Posted: Sun Mar 19, 2017 2:48 pm
by jdart
lucasart wrote:
My TT entries are (key,data) pairs where key and data are 64-bits. I know that nothing is guaranteed by the C standard, but in practice (reasonable machine with reasonable compiler), each 64-bit write is atomic. So you should not end up with garbage data. If 2 threads write (key1,data1) and (key2,data2) concurrently, the only scrambled results you can get are (key1,data2) or (key2,data1). Is that right ? Or can things get worse with things like (key1,key2) or (data1,key1), etc. ?
If your table is aligned then you won't get unatomic writes of the 64-bit values. But having mismatched data can still be a problem.
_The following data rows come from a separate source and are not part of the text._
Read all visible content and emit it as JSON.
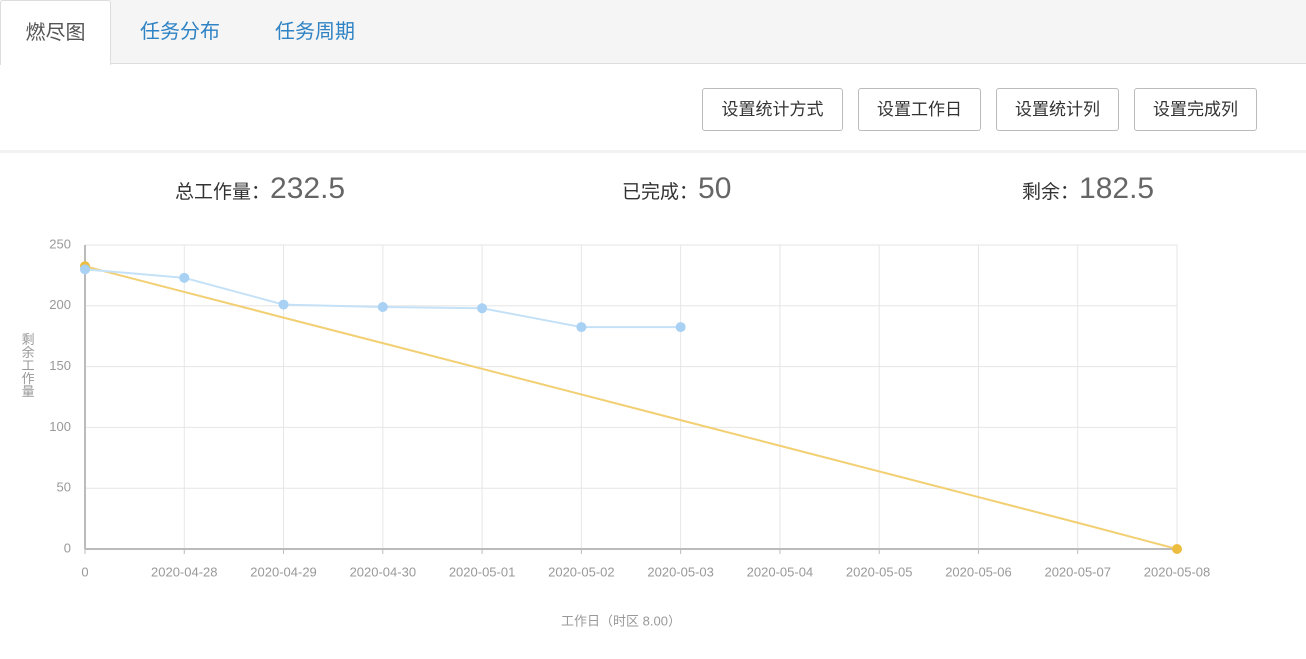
{
  "tabs": [
    "燃尽图",
    "任务分布",
    "任务周期"
  ],
  "buttons": [
    "设置统计方式",
    "设置工作日",
    "设置统计列",
    "设置完成列"
  ],
  "stats": [
    {
      "label": "总工作量：",
      "value": 232.5
    },
    {
      "label": "已完成：",
      "value": 50
    },
    {
      "label": "剩余：",
      "value": 182.5
    }
  ],
  "chart_data": {
    "type": "line",
    "y_label": "剩余工作量",
    "x_label": "工作日（时区 8.00）",
    "categories": [
      "0",
      "2020-04-28",
      "2020-04-29",
      "2020-04-30",
      "2020-05-01",
      "2020-05-02",
      "2020-05-03",
      "2020-05-04",
      "2020-05-05",
      "2020-05-06",
      "2020-05-07",
      "2020-05-08"
    ],
    "series": [
      {
        "color": "#f2cf72",
        "marker": "#ecbd3e",
        "values": [
          232.5,
          211.4,
          190.3,
          169.3,
          148.2,
          127.1,
          106.0,
          84.9,
          63.8,
          42.7,
          21.6,
          0
        ]
      },
      {
        "color": "#c4e1f7",
        "marker": "#a8d1f3",
        "values": [
          230,
          223,
          201,
          199,
          198,
          182.5,
          182.5,
          null,
          null,
          null,
          null,
          null
        ]
      }
    ],
    "ylim": [
      0,
      250
    ],
    "yticks": [
      0,
      50,
      100,
      150,
      200,
      250
    ],
    "grid": true
  }
}
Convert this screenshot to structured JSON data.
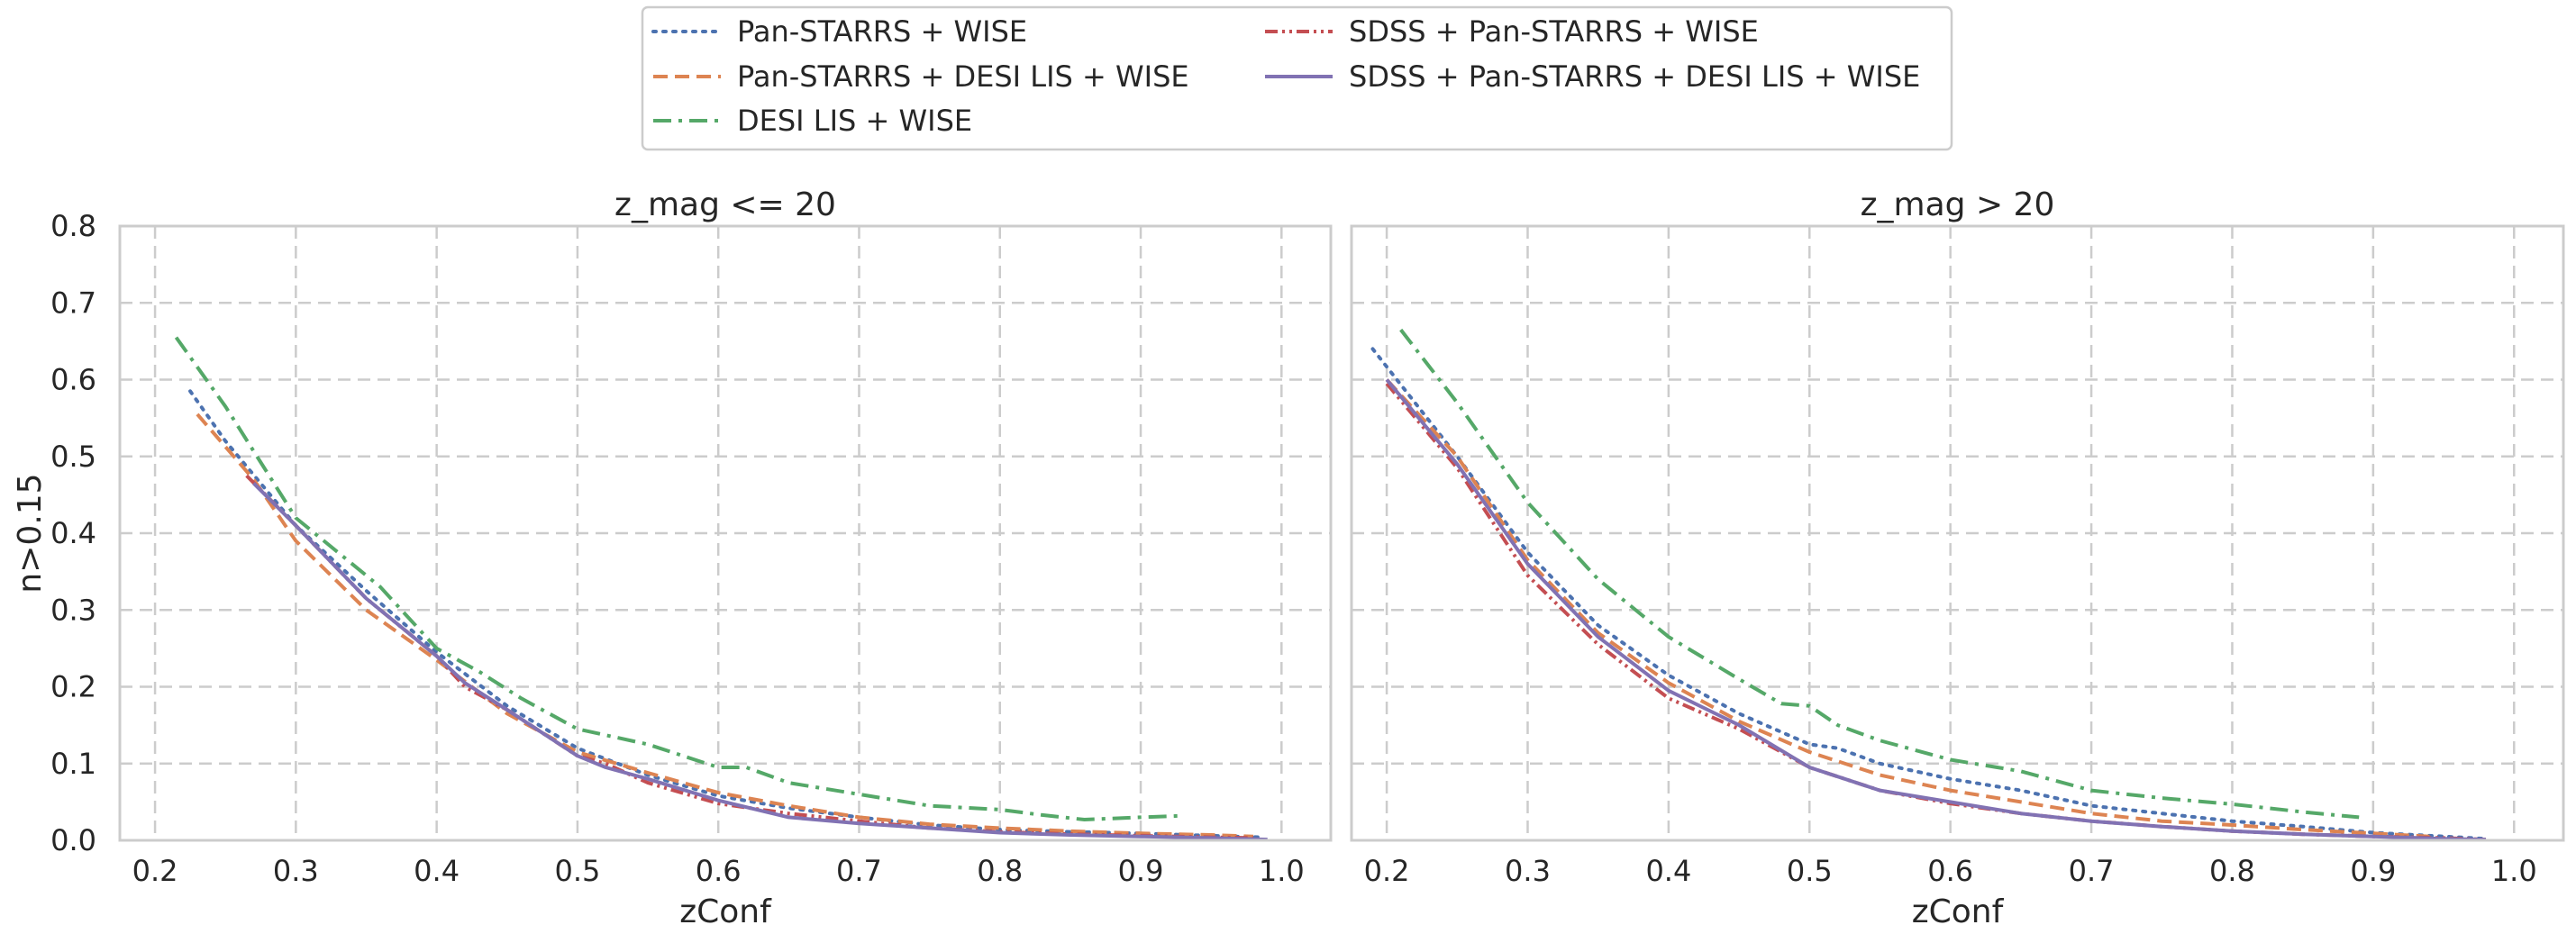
{
  "chart_data": [
    {
      "type": "line",
      "title": "z_mag <= 20",
      "xlabel": "zConf",
      "ylabel": "n>0.15",
      "xlim": [
        0.175,
        1.035
      ],
      "ylim": [
        0.0,
        0.8
      ],
      "xticks": [
        "0.2",
        "0.3",
        "0.4",
        "0.5",
        "0.6",
        "0.7",
        "0.8",
        "0.9",
        "1.0"
      ],
      "yticks": [
        "0.0",
        "0.1",
        "0.2",
        "0.3",
        "0.4",
        "0.5",
        "0.6",
        "0.7",
        "0.8"
      ],
      "grid": true,
      "series": [
        {
          "name": "Pan-STARRS + WISE",
          "color": "#4c72b0",
          "style": "dotted",
          "x": [
            0.225,
            0.25,
            0.3,
            0.35,
            0.4,
            0.45,
            0.5,
            0.55,
            0.6,
            0.65,
            0.7,
            0.75,
            0.8,
            0.85,
            0.9,
            0.95,
            0.985
          ],
          "y": [
            0.585,
            0.52,
            0.41,
            0.325,
            0.245,
            0.175,
            0.12,
            0.085,
            0.058,
            0.042,
            0.03,
            0.02,
            0.014,
            0.011,
            0.009,
            0.006,
            0.004
          ]
        },
        {
          "name": "Pan-STARRS + DESI LIS + WISE",
          "color": "#dd8452",
          "style": "dashed",
          "x": [
            0.23,
            0.27,
            0.3,
            0.35,
            0.4,
            0.45,
            0.5,
            0.55,
            0.6,
            0.65,
            0.7,
            0.75,
            0.8,
            0.85,
            0.9,
            0.95,
            0.98
          ],
          "y": [
            0.555,
            0.47,
            0.39,
            0.3,
            0.235,
            0.165,
            0.115,
            0.088,
            0.062,
            0.045,
            0.03,
            0.021,
            0.016,
            0.012,
            0.009,
            0.007,
            0.005
          ]
        },
        {
          "name": "DESI LIS + WISE",
          "color": "#55a868",
          "style": "dashdot",
          "x": [
            0.215,
            0.25,
            0.3,
            0.36,
            0.4,
            0.43,
            0.46,
            0.5,
            0.55,
            0.6,
            0.62,
            0.65,
            0.7,
            0.75,
            0.8,
            0.83,
            0.86,
            0.9,
            0.93
          ],
          "y": [
            0.655,
            0.565,
            0.42,
            0.33,
            0.25,
            0.22,
            0.185,
            0.145,
            0.125,
            0.095,
            0.095,
            0.075,
            0.06,
            0.045,
            0.04,
            0.033,
            0.027,
            0.03,
            0.032
          ]
        },
        {
          "name": "SDSS + Pan-STARRS + WISE",
          "color": "#c44e52",
          "style": "dashdotdot",
          "x": [
            0.265,
            0.3,
            0.35,
            0.4,
            0.42,
            0.45,
            0.5,
            0.52,
            0.55,
            0.6,
            0.65,
            0.7,
            0.75,
            0.8,
            0.85,
            0.9,
            0.95,
            0.98
          ],
          "y": [
            0.475,
            0.41,
            0.315,
            0.24,
            0.2,
            0.17,
            0.11,
            0.1,
            0.075,
            0.048,
            0.035,
            0.025,
            0.016,
            0.011,
            0.008,
            0.006,
            0.004,
            0.003
          ]
        },
        {
          "name": "SDSS + Pan-STARRS + DESI LIS + WISE",
          "color": "#8172b3",
          "style": "solid",
          "x": [
            0.27,
            0.3,
            0.35,
            0.4,
            0.42,
            0.45,
            0.5,
            0.52,
            0.55,
            0.6,
            0.65,
            0.7,
            0.75,
            0.8,
            0.85,
            0.9,
            0.95,
            0.99
          ],
          "y": [
            0.465,
            0.41,
            0.315,
            0.24,
            0.205,
            0.17,
            0.11,
            0.095,
            0.08,
            0.052,
            0.03,
            0.022,
            0.016,
            0.01,
            0.007,
            0.005,
            0.003,
            0.001
          ]
        }
      ]
    },
    {
      "type": "line",
      "title": "z_mag > 20",
      "xlabel": "zConf",
      "ylabel": "",
      "xlim": [
        0.175,
        1.035
      ],
      "ylim": [
        0.0,
        0.8
      ],
      "xticks": [
        "0.2",
        "0.3",
        "0.4",
        "0.5",
        "0.6",
        "0.7",
        "0.8",
        "0.9",
        "1.0"
      ],
      "yticks": [],
      "grid": true,
      "series": [
        {
          "name": "Pan-STARRS + WISE",
          "color": "#4c72b0",
          "style": "dotted",
          "x": [
            0.19,
            0.22,
            0.25,
            0.3,
            0.35,
            0.4,
            0.45,
            0.5,
            0.52,
            0.55,
            0.6,
            0.65,
            0.7,
            0.75,
            0.8,
            0.85,
            0.9,
            0.95,
            0.98
          ],
          "y": [
            0.64,
            0.57,
            0.5,
            0.375,
            0.28,
            0.215,
            0.165,
            0.125,
            0.12,
            0.1,
            0.08,
            0.065,
            0.045,
            0.035,
            0.025,
            0.018,
            0.01,
            0.005,
            0.002
          ]
        },
        {
          "name": "Pan-STARRS + DESI LIS + WISE",
          "color": "#dd8452",
          "style": "dashed",
          "x": [
            0.2,
            0.25,
            0.3,
            0.35,
            0.4,
            0.45,
            0.5,
            0.55,
            0.6,
            0.65,
            0.7,
            0.75,
            0.8,
            0.85,
            0.9,
            0.94
          ],
          "y": [
            0.6,
            0.5,
            0.365,
            0.27,
            0.205,
            0.155,
            0.115,
            0.085,
            0.065,
            0.05,
            0.035,
            0.025,
            0.02,
            0.014,
            0.009,
            0.005
          ]
        },
        {
          "name": "DESI LIS + WISE",
          "color": "#55a868",
          "style": "dashdot",
          "x": [
            0.21,
            0.25,
            0.3,
            0.35,
            0.4,
            0.45,
            0.48,
            0.5,
            0.52,
            0.55,
            0.6,
            0.65,
            0.7,
            0.75,
            0.8,
            0.85,
            0.89
          ],
          "y": [
            0.665,
            0.57,
            0.44,
            0.34,
            0.265,
            0.21,
            0.178,
            0.175,
            0.15,
            0.13,
            0.105,
            0.09,
            0.065,
            0.055,
            0.047,
            0.037,
            0.03
          ]
        },
        {
          "name": "SDSS + Pan-STARRS + WISE",
          "color": "#c44e52",
          "style": "dashdotdot",
          "x": [
            0.2,
            0.25,
            0.3,
            0.35,
            0.4,
            0.45,
            0.5,
            0.55,
            0.6,
            0.65,
            0.7,
            0.75,
            0.8,
            0.85,
            0.9,
            0.95,
            0.98
          ],
          "y": [
            0.595,
            0.485,
            0.345,
            0.255,
            0.185,
            0.145,
            0.095,
            0.065,
            0.048,
            0.035,
            0.025,
            0.018,
            0.012,
            0.008,
            0.005,
            0.003,
            0.001
          ]
        },
        {
          "name": "SDSS + Pan-STARRS + DESI LIS + WISE",
          "color": "#8172b3",
          "style": "solid",
          "x": [
            0.2,
            0.25,
            0.3,
            0.35,
            0.4,
            0.45,
            0.5,
            0.55,
            0.6,
            0.65,
            0.7,
            0.75,
            0.8,
            0.85,
            0.9,
            0.95,
            0.98
          ],
          "y": [
            0.6,
            0.49,
            0.36,
            0.265,
            0.195,
            0.15,
            0.095,
            0.065,
            0.05,
            0.035,
            0.025,
            0.018,
            0.012,
            0.008,
            0.005,
            0.002,
            0.001
          ]
        }
      ]
    }
  ],
  "legend": {
    "placement": "top-center",
    "columns": 2
  }
}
The standard way of dealing with this is Hyatt's lockless hashing method ( (http://www.craftychess.com/hyatt/hashing.html).
Maybe other engines are directly playing the TT move, in an attempt to save time generating moves if it fails bigh. I don't do that.
Practically all modern engines do this. It is a considerable time-saver, because you skip the whole move generation step.

--Jon

Re: How to find SMP bugs ?

Posted: Sun Mar 19, 2017 3:44 pm
by mar
lucasart wrote:Also I don't understand how illegal TT moves can be a problem. I never play the TT move. I generate pseudo legal moves, and when scoring them I put a very high score if the move is the TT move. Maybe other engines are directly playing the TT move, in an attempt to save time generating moves if it fails bigh. I don't do that.
I forgot that you don't use staged move generator, in this case playing illegal moves shouldn't be the problem.
Still to rule out this possibility completely, perhaps a temporary assert that makemove gets a legal move might not be a bad idea?

I'd still bet on some invalid state due to missing synchronization somewhere.
So either checking master<->helper communication between iterations (depending on what you do) or as Sven said perhaps some global state? I doubt this is the case but still.

If it's neither of the above, then it'll be tedious to find. Maybe stack trace of all threads might help, as others have suggested.